You go (before you go)
There, all the knowledge you really need in order to be a successful astronaut. I had a ringside seat for the launch of STS-127 a few minutes ago, and my advisor, Chris Hadfield, took the time to answer the question. You know; THE question.
His tidbit of insider info wasn’t an existential comment, nor was it a philosohical apology for why our species has this special place for those who venture toward the stars. The people need to know. What do you do if you get the urge, to (you know), evacuate the internal plumbery? Julie Payette won’t have to “hold on”.
Turns out that the planners at NASA have installed a privy up at the 20 metre mark on the launch tower. Good. Now that we know more than we really needed to know, we can get back to admiring the work a team of seven highly trained specialists will undertake for the next sixteen days.
TV broadcasts make the whole thing look like fun, big time. You get to sleep in odd positions, and float balls of liquid around in free style splashtime. The view out the window is much neater than the one from your mundane commute in a Dash-8 (I’m a Canadian, etc.)
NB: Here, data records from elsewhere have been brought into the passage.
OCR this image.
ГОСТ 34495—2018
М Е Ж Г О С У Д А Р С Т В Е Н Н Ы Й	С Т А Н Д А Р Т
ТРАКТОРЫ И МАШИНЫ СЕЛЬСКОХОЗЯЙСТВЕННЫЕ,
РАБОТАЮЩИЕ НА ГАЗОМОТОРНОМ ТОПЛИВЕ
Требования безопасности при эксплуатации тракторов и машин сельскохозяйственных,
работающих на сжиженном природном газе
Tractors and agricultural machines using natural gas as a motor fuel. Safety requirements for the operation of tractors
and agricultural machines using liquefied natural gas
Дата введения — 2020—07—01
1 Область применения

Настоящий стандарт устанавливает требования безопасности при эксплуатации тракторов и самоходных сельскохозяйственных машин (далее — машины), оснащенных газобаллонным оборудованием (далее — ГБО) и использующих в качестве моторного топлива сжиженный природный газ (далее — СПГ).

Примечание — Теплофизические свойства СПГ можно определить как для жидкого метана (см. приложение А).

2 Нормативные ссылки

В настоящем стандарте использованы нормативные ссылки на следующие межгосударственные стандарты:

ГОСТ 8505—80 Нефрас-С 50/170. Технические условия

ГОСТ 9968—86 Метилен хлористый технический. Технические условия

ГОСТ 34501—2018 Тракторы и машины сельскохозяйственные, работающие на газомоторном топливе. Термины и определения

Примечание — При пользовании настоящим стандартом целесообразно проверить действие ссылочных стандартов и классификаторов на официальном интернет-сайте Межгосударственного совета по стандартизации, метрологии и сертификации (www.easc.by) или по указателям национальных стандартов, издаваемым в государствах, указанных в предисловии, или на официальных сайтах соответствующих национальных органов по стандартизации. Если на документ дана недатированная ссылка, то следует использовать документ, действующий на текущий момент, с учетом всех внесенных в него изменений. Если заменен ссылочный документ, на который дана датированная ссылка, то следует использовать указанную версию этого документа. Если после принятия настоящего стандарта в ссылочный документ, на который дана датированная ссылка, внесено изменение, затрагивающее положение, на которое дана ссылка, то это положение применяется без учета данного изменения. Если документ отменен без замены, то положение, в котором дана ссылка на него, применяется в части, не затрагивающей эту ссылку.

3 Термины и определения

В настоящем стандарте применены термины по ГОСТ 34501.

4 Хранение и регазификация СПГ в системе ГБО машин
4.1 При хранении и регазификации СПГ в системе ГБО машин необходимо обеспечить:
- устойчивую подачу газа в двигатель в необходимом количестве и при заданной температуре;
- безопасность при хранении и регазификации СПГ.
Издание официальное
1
Still, spending years in military discipline and training for a few weeks “out of this world” might be more of a price than I’d want to pay. In passing, we’re about to mark 40 years since the first footsteps on the lunar surface. Seems like only “yesterday”, give or take a few other important memories.
What really seems like just the other day was the imaginary flights of my HB pencil, when I should have been work ing in my Fun With Phonics class workbook.